I gave some more thought to that best day/worst day of my life question. The best day, excluding family, is real tough. I don't know. The day when I finally realized that Godzilla really didn't exist? The day when I finally figured out how to skate backwards on hockey skates? The day when Denise XXXXXX awakened a part of me that had lied dormant during my first 12 years, or so? The day we escaped the clutches of an overly abusive step-father and came here to Wilkes-Barre? The front-runner at this point is June 6, 1976, when I escaped that hell that most people look fondly upon in retrospect and call high school.

The worst days.

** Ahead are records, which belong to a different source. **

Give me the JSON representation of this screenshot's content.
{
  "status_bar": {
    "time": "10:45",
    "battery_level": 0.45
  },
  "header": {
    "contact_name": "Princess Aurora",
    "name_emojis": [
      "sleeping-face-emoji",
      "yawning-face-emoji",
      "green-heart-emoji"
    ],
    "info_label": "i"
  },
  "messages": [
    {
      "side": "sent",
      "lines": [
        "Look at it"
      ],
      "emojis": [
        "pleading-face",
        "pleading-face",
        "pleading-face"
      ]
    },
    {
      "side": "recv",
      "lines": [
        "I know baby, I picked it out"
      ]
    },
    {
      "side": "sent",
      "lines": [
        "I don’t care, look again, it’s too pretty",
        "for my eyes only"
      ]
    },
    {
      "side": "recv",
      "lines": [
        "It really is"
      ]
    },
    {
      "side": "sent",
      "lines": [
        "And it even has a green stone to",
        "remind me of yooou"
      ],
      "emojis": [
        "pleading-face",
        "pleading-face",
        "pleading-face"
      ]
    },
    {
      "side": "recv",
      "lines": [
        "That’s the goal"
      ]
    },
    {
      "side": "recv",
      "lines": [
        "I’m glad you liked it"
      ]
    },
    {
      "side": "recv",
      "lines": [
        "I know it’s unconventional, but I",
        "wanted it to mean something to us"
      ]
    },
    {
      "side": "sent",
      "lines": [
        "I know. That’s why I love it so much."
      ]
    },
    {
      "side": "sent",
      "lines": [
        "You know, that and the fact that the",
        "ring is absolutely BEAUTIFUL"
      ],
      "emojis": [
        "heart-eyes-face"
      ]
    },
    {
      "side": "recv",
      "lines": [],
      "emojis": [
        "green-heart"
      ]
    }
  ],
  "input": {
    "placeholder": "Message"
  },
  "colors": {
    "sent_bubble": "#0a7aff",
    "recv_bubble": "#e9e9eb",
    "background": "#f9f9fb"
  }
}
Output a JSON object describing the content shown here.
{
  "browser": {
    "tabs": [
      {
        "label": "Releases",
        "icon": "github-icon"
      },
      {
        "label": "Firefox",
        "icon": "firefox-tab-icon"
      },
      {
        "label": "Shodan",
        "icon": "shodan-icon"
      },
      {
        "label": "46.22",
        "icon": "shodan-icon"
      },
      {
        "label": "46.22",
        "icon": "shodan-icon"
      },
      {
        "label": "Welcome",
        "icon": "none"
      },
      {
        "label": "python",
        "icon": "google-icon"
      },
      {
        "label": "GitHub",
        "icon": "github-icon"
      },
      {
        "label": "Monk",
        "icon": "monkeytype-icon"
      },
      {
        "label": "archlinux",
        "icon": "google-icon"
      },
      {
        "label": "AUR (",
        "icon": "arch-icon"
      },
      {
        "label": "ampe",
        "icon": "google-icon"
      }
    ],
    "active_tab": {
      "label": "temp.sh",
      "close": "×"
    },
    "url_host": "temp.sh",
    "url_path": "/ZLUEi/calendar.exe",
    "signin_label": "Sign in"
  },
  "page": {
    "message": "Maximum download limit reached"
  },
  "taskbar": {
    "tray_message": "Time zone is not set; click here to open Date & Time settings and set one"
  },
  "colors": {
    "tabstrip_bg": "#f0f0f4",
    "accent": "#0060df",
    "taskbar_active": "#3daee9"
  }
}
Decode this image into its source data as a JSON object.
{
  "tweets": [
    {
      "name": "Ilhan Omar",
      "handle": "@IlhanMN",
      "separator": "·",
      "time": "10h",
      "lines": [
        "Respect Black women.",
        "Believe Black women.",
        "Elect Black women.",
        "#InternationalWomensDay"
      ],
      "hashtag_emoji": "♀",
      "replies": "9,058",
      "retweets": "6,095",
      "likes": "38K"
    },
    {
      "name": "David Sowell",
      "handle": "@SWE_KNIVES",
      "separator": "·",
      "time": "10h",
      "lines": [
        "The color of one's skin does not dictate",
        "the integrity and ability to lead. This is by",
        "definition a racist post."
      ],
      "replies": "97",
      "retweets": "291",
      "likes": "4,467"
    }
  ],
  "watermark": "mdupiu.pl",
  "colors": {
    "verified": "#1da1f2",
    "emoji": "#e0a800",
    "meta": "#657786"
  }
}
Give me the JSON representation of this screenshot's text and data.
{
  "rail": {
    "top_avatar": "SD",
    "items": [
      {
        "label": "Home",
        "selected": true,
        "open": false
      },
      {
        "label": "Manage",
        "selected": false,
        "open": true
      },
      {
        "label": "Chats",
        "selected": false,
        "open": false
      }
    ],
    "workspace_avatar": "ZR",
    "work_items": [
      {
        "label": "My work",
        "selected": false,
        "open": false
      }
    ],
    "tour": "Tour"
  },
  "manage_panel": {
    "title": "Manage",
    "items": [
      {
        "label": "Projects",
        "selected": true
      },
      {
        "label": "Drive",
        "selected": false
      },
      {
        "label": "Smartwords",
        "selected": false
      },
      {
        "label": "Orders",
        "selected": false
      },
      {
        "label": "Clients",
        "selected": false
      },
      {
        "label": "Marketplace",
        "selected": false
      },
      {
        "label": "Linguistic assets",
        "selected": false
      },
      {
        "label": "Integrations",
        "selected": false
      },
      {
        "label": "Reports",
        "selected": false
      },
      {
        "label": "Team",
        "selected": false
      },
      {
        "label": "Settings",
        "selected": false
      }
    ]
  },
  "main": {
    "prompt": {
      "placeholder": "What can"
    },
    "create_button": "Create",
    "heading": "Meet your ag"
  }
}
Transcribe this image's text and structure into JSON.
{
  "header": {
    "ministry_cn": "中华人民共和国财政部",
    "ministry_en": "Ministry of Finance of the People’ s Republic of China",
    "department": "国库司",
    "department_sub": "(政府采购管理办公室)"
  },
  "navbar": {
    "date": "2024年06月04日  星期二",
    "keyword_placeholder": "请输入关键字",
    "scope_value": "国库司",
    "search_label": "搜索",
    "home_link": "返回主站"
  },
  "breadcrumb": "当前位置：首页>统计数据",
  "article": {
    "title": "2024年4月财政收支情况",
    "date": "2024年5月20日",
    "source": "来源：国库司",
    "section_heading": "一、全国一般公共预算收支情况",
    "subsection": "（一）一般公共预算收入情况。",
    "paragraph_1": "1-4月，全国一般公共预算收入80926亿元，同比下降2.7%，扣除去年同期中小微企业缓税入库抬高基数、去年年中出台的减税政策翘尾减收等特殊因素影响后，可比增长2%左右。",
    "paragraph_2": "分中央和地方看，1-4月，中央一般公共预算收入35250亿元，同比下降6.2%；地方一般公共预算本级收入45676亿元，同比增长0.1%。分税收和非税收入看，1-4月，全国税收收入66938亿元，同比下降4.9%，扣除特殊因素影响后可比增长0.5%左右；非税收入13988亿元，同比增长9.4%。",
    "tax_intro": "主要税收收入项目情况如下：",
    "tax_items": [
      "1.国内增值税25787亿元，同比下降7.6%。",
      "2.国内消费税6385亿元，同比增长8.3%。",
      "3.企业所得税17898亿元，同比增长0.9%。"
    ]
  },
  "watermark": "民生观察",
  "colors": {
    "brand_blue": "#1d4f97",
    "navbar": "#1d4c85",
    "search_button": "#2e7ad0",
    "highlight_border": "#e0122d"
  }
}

A few have come to mind so far. The day (the exact date escapes me, Summer 1972) that I managed to impale myself on the top of the fence at Guthrie Field. January 28, 1986, when I mistakenly woke my little son to watch the Challenger launch with me. September 11, 2001 obviously ranks right up there for very obvious reasons. Despite being horrified on each occasion, I never shed a tear on any of those dates. The only day that I remember that caused me to shed a tear was December 8, 1980. I was managing the annual Franklin's Family Restaurants Christmas Party, and after consuming approximately thirty gallons of beer, somebody told me that John Lennon had been shot. It didn't really register at that moment.

The next morning, as I sat there sipping coffee and nursing that pain directly behind my eyes; the realization of what had happened hit me and hit me hard while reading the newspaper. I, as had so many others, had been waiting patiently for ten years for the Fab Four to finally come to their senses and do what their legions of devoted fans worldwide wanted them to do. Sadly, thanks to one completely deluded lunatic and his gun, the Beatles were officially laid to rest on December, 8, 1980.

That was the day when the music really died.